If we have different assumptions, we have different results, but the logical formula is the same 
__always take the critical path__

16-bit adder:
* Partial Carry lookahead: use 4-bit carry look ahead as building unit and connect them via ripple carry 
    * this still adds latency
    
* Hierarchical carry lookahead: use four 4-bit carry lookahead adders as the building blocks and build a carry lookahead adder.
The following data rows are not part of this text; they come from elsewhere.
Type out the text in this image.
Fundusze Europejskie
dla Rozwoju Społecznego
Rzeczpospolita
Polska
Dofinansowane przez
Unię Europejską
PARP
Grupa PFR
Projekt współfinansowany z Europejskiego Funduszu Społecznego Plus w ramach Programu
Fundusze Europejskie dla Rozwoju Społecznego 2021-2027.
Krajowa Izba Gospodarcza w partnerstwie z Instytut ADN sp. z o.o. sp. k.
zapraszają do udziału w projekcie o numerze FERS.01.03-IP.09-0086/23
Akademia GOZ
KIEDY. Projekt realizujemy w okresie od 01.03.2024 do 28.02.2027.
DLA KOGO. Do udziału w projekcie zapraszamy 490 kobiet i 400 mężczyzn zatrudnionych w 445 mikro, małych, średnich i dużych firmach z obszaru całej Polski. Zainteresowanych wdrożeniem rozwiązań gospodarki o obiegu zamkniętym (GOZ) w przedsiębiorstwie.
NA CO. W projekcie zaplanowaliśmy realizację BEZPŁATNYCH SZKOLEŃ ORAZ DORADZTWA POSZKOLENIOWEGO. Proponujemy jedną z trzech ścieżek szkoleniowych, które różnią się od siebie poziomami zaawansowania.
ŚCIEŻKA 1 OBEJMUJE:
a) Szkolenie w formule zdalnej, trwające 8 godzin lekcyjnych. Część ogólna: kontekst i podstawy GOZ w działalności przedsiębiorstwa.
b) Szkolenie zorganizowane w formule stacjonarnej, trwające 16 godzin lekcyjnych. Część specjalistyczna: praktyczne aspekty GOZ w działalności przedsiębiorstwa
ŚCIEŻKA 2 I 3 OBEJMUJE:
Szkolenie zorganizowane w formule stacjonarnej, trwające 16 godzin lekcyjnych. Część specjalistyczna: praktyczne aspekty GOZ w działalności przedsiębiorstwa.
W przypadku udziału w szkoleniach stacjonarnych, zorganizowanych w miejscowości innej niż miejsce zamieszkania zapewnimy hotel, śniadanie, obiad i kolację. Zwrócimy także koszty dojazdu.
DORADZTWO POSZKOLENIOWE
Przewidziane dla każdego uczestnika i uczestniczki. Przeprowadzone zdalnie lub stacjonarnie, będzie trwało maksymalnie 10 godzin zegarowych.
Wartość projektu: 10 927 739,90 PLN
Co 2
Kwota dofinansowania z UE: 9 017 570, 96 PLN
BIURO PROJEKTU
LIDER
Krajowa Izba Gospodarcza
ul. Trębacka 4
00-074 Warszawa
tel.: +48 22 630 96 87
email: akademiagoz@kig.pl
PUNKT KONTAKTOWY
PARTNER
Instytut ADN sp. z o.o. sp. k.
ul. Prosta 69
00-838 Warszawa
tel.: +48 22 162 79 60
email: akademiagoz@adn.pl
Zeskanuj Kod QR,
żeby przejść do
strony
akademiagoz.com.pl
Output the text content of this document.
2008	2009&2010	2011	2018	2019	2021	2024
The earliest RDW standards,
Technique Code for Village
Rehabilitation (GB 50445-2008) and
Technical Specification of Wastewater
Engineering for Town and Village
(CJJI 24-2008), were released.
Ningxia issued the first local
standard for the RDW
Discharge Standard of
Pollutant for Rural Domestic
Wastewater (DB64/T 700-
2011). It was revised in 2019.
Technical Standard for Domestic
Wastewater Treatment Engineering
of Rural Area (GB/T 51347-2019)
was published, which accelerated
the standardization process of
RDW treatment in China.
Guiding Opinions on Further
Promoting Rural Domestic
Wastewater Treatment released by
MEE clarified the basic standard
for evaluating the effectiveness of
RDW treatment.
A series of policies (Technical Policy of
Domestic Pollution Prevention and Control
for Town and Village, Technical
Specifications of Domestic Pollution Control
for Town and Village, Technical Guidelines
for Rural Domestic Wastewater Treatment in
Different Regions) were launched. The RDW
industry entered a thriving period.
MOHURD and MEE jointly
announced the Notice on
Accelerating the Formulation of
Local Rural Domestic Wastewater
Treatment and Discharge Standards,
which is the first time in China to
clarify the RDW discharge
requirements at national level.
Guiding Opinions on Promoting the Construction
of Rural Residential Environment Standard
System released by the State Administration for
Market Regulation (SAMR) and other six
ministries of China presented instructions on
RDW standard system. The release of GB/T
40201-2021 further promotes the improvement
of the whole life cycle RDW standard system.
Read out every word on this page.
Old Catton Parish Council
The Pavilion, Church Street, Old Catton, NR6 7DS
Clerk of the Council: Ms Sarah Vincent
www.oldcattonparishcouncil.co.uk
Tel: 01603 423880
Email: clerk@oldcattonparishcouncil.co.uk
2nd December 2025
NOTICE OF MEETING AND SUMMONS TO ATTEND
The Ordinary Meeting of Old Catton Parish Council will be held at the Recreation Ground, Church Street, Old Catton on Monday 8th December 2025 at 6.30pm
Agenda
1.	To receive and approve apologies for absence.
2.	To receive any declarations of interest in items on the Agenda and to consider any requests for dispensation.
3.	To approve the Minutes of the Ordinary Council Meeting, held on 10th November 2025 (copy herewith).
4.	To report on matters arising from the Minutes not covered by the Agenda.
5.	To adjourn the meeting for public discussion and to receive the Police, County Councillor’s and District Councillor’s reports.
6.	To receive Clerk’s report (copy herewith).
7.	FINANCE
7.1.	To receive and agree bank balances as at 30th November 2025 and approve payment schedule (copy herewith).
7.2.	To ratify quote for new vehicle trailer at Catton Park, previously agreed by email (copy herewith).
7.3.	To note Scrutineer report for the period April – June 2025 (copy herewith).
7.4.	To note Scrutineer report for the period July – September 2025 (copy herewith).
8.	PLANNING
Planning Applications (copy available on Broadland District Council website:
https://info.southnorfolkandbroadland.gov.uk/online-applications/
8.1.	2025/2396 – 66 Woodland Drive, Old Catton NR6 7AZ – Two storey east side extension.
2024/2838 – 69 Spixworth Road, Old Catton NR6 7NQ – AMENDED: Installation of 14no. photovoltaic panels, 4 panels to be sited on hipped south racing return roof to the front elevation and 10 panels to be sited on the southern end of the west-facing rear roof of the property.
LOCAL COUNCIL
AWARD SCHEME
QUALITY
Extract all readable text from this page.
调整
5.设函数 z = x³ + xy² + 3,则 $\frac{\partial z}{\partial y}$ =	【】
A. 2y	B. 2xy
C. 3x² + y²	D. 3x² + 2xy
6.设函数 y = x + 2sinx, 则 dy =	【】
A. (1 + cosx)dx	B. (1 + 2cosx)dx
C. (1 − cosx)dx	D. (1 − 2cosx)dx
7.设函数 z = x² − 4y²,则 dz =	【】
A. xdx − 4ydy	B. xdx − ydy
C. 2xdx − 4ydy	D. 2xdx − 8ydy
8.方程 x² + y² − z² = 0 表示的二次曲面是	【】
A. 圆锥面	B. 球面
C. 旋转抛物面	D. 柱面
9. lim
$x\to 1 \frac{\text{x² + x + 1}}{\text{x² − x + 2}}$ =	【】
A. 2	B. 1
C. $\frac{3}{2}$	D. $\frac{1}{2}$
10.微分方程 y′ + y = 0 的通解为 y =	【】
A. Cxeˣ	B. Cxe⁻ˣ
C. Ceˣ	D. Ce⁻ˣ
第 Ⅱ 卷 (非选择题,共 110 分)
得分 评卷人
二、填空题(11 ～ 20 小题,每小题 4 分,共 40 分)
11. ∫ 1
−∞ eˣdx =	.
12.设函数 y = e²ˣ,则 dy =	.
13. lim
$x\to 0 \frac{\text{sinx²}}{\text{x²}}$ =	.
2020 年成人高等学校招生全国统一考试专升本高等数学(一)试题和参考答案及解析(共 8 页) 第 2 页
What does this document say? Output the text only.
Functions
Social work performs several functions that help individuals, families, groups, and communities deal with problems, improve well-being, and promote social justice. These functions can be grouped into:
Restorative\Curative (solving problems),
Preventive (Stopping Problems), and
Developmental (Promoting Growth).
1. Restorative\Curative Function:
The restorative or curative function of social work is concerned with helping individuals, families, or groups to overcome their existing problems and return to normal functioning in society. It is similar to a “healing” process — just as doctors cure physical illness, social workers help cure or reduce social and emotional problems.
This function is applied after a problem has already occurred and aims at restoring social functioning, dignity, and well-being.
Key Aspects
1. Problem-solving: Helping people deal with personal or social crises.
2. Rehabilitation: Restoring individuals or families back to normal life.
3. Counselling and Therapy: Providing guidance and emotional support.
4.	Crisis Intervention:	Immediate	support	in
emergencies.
The 4 adders are represented in greek letter. 
![16](16-cla.png)

$$p_\alpha = P_0 * P_1 * P_2 * P_3  $$
$$G_\alpha = G_3 + G_2*P_3 + G_1*P_3*P_2 + G_0*P_3*P_2*P_1 $$


10T for all G's at greek letter level, and 6T for all P's at greek letter level. <br> 
For C12, the worst gate would be $G_\alpha * P_\beta * P_\gamma$, getting 13T, then 4T for OR gate, so 17T total. <br>
For C16, worst gate would be 14T, and 5 input OR gate, so 14+5 = 19T delay total.